Het oordeel van het verantwoordingsorgaan over 2020
Het VO constateert dat de aanbevelingen over 2019 en de speerpunten voor 2020 zoals benoemd in het VO-verslag over 2019 in het lopend jaar in belangrijke mate zijn uitgevoerd. Een aantal punten zijn nog niet opgepakt dan wel gerealiseerd en zijn zo nodig opnieuw meegenomen in de aanbevelingen over 2020.
Samenvattend oordeel
Het VO is van oordeel dat het in 2020 door het bestuur vastgestelde beleid en de genomen bestuursbesluiten in het belang van de (gewezen) deelnemers en pensioengerechtigden is. Bij het nemen van besluiten heeft het bestuur op evenwichtige wijze gehandeld door de belangen van alle belanghebbenden mee te nemen in zijn besluitvorming. Het bestuur heeft daarbij de formele en informele adviezen en aanbevelingen van het VO op adequate wijze meegenomen.
Aanbevelingen over 2020
Het verantwoordingsorgaan heeft de volgende aanbevelingen:
- Evalueer het huidige bestuurlijke model om de voor de toekomst meest gewenste positionering en governance structuur te kunnen vaststellen.

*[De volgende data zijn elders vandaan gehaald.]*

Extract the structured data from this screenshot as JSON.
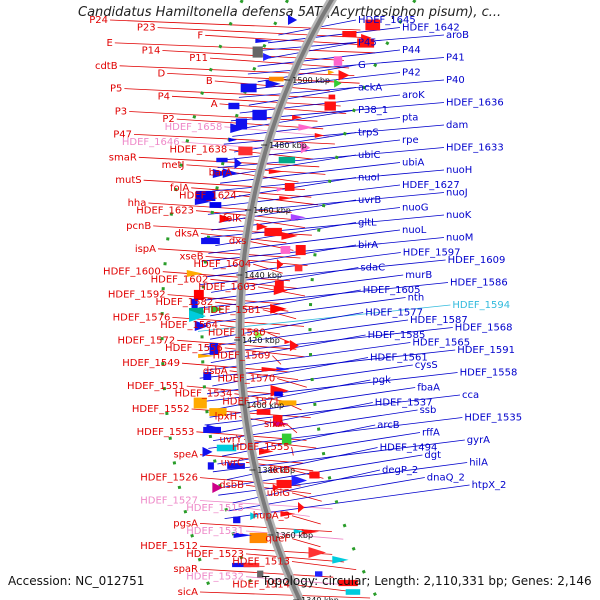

- Maak de benchmarking van de pensioenuitvoeringsorganisatie DPS onderdeel van fase II van het robuustheidsonderzoek in 2021.
- Pas op basis van de huidige praktijk en rekening houdend met de uitkomsten van de evaluatie van de fondsgremia de diverse reglementen aan. Neem hierbij de door het VO voor te stellen wijzigingen in het VO reglement mee.
- Neem de door het VO voorgestelde aandachtspunten mee in het nieuwe communicatiebeleidsplan.
Speerpunten 2021
De belangrijkste speerpunten waarop het VO in 2021 wil focussen:
- Volgen van ontwikkelingen betreffende de invoering van de nieuwe Wet toekomst pensioenen (pensioenakkoord) en invulling geven aan de rol van het VO in dat kader.
- Het monitoren van de opvolging door het bestuur van de uitkomsten uit het robuustheidsonderzoek deel 2.
- Het volgen van de ontwikkelingen met betrekking tot de acties van het bestuur inzake de toekomstige positionering en governance structuur van het fonds.
- Bewaking van het in 2020 vastgestelde premiebeleid en de naleving van de daarin opgenomen solidariteitsafspraken.
- Het beoordelen van het Communicatiebeleidsplan 2021-2023 en het toezien op de uitvoering daarvan.
- Volgen van de ontwikkelingen op het gebied van duurzaamheidsbeleid.